The working flow: Starting the program from the loacl.jar that we run it on our computer. The local inite the system back to make it possible for the other parts of the system to work. In more detales the local initiate the four SQS queues called w2m (worker to manager), l2m (local to manager), m2w (manager to worker), m2l (manager to local), each one of thus four is in charge for spasific kind of messages as mentioned in the assignment page. Then it make sure that there is a running instance of EC2 for the manager to run on it (more detales about the instance below). After that its make an uniqe bucket on s3 for the local app to upload files on it. In this case we upload the input file. When that is done, we wait for messages from the manager indicating that he finished his job. The manager node always wait for message from local apps (until one of them send terminate message) each one of thus message contain the bucket name and the file to download from it. The manager node takes that file and slpit it. For each line in the file the manager send a message for m2w queue, and using threads pool, it start the manager handler function which handle the output file and messages. The manager decide how much workers needed and make sure there are enough EC2 running instances for them. Here strat the worker job, each one of them start pulling messages from m2w queue, each one of those messages contain the image url and local id of the local app. The worker use OCR program to convert the image to text and send the result to w2m queue. When the workers finish there job the manager takes the workers messages and put them in summary file and upload it to the same bucket for the local app. The local app takes this file and create HTML file out of it and put it in the output file with name outputFileName.
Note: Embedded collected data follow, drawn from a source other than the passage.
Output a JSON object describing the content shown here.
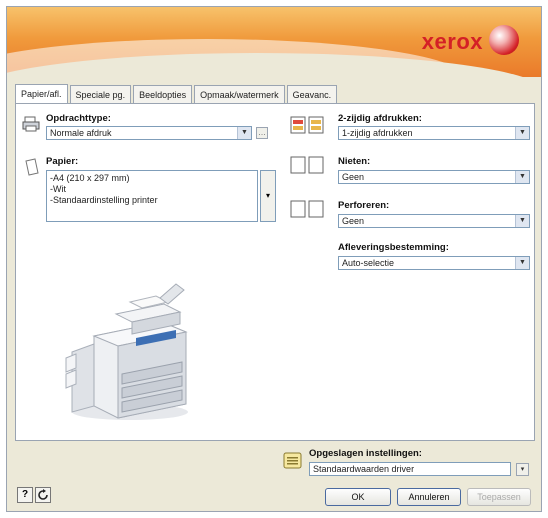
{
  "brand": {
    "name": "xerox"
  },
  "tabs": [
    "Papier/afl.",
    "Speciale pg.",
    "Beeldopties",
    "Opmaak/watermerk",
    "Geavanc."
  ],
  "job_type": {
    "label": "Opdrachttype:",
    "value": "Normale afdruk"
  },
  "paper": {
    "label": "Papier:",
    "lines": [
      "-A4 (210 x 297 mm)",
      "-Wit",
      "-Standaardinstelling printer"
    ]
  },
  "duplex": {
    "label": "2-zijdig afdrukken:",
    "value": "1-zijdig afdrukken"
  },
  "stapling": {
    "label": "Nieten:",
    "value": "Geen"
  },
  "punching": {
    "label": "Perforeren:",
    "value": "Geen"
  },
  "output_destination": {
    "label": "Afleveringsbestemming:",
    "value": "Auto-selectie"
  },
  "saved_settings": {
    "label": "Opgeslagen instellingen:",
    "value": "Standaardwaarden driver"
  },
  "buttons": {
    "help": "?",
    "ok": "OK",
    "cancel": "Annuleren",
    "apply": "Toepassen"
  },
  "colors": {
    "brand_red": "#d42026",
    "banner_orange": "#f09a3c"
  }
}
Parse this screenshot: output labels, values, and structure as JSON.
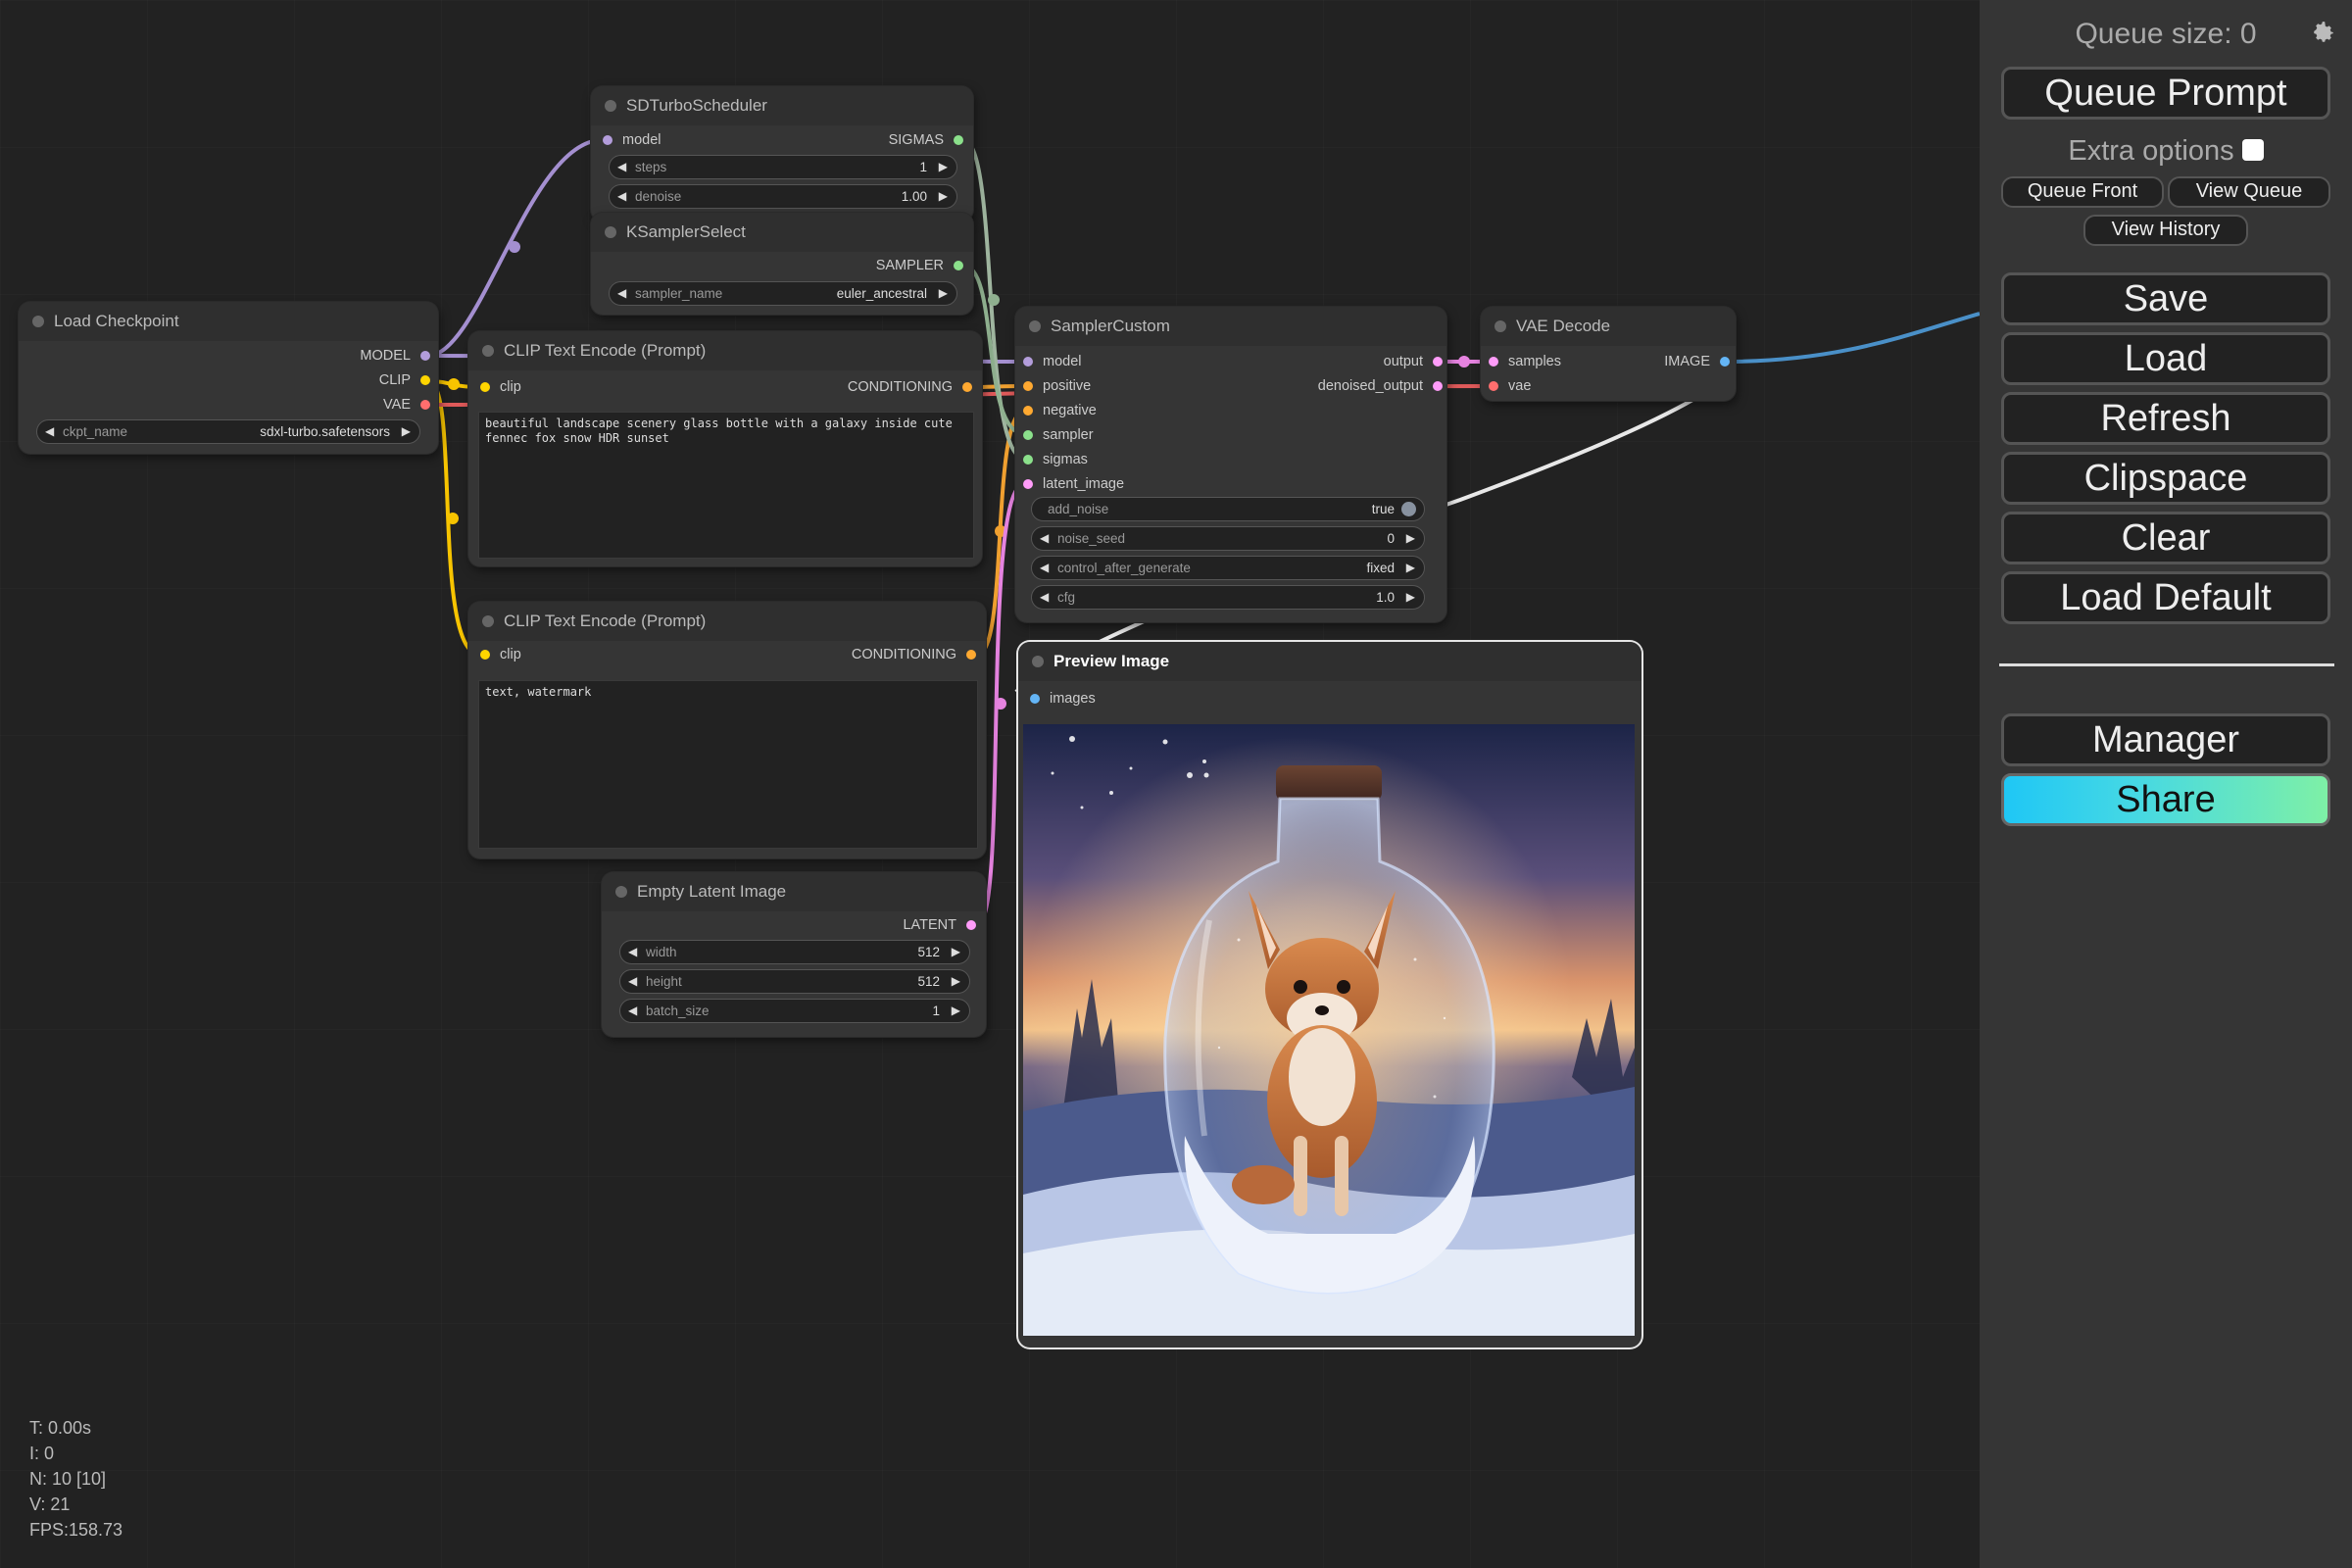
{
  "canvas": {
    "nodes": {
      "sd_turbo_scheduler": {
        "title": "SDTurboScheduler",
        "input_model": "model",
        "output_sigmas": "SIGMAS",
        "steps": {
          "label": "steps",
          "value": "1"
        },
        "denoise": {
          "label": "denoise",
          "value": "1.00"
        }
      },
      "ksampler_select": {
        "title": "KSamplerSelect",
        "output_sampler": "SAMPLER",
        "sampler_name": {
          "label": "sampler_name",
          "value": "euler_ancestral"
        }
      },
      "load_checkpoint": {
        "title": "Load Checkpoint",
        "output_model": "MODEL",
        "output_clip": "CLIP",
        "output_vae": "VAE",
        "ckpt_name": {
          "label": "ckpt_name",
          "value": "sdxl-turbo.safetensors"
        }
      },
      "clip_text_positive": {
        "title": "CLIP Text Encode (Prompt)",
        "input_clip": "clip",
        "output_conditioning": "CONDITIONING",
        "text": "beautiful landscape scenery glass bottle with a galaxy inside cute fennec fox snow HDR sunset"
      },
      "clip_text_negative": {
        "title": "CLIP Text Encode (Prompt)",
        "input_clip": "clip",
        "output_conditioning": "CONDITIONING",
        "text": "text, watermark"
      },
      "empty_latent": {
        "title": "Empty Latent Image",
        "output_latent": "LATENT",
        "width": {
          "label": "width",
          "value": "512"
        },
        "height": {
          "label": "height",
          "value": "512"
        },
        "batch_size": {
          "label": "batch_size",
          "value": "1"
        }
      },
      "sampler_custom": {
        "title": "SamplerCustom",
        "inputs": [
          "model",
          "positive",
          "negative",
          "sampler",
          "sigmas",
          "latent_image"
        ],
        "output_output": "output",
        "output_denoised": "denoised_output",
        "add_noise": {
          "label": "add_noise",
          "value": "true"
        },
        "noise_seed": {
          "label": "noise_seed",
          "value": "0"
        },
        "control_after_generate": {
          "label": "control_after_generate",
          "value": "fixed"
        },
        "cfg": {
          "label": "cfg",
          "value": "1.0"
        }
      },
      "vae_decode": {
        "title": "VAE Decode",
        "input_samples": "samples",
        "input_vae": "vae",
        "output_image": "IMAGE"
      },
      "preview_image": {
        "title": "Preview Image",
        "input_images": "images"
      }
    },
    "stats": {
      "t": "T: 0.00s",
      "i": "I: 0",
      "n": "N: 10 [10]",
      "v": "V: 21",
      "fps": "FPS:158.73"
    }
  },
  "panel": {
    "queue_size": "Queue size: 0",
    "queue_prompt": "Queue Prompt",
    "extra_options": "Extra options",
    "queue_front": "Queue Front",
    "view_queue": "View Queue",
    "view_history": "View History",
    "save": "Save",
    "load": "Load",
    "refresh": "Refresh",
    "clipspace": "Clipspace",
    "clear": "Clear",
    "load_default": "Load Default",
    "manager": "Manager",
    "share": "Share"
  },
  "colors": {
    "model": "#b39ddb",
    "clip": "#ffd500",
    "vae": "#ff6e6e",
    "conditioning": "#ffa931",
    "latent": "#ff9cf9",
    "sigmas": "#cdffcd",
    "sampler": "#a8e6a8",
    "image": "#64b5f6",
    "share_gradient_start": "#1fc7f5",
    "share_gradient_end": "#7ef0a6"
  }
}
System persistence: since the commucation between all the system parts take place with sqs messages, all the actions are secure, meaning if one node fail at some point the message that is in charge for this node is still in the queue and we gonna make sure some other node is dealing with it.
System Scalability: the AWS account that we got allows only 20 running ec2 instances. Looking at the system from this side make a downside for the system scalability. However, if we run the system with high number of image peer worker we could get a good results. From the other hand our system wokrs with only one manager. Its true that we use threads to make work more efficient but still thats make the manager works hard all the time.
Threads: As we mentioed above the manager uses threads pool to deal with the workers output in order to make the manager works in parallel.
AWS resources: we create an ec2 image based Ubuntu. ec2 AMI id ami-0a441f9c993ec41b6 ,type t2.micro (the image include tesseract, java and AWS CLI) System securtiy: To make sure all the resources use the AWS credential in a secure way we pass them throug the IAM role.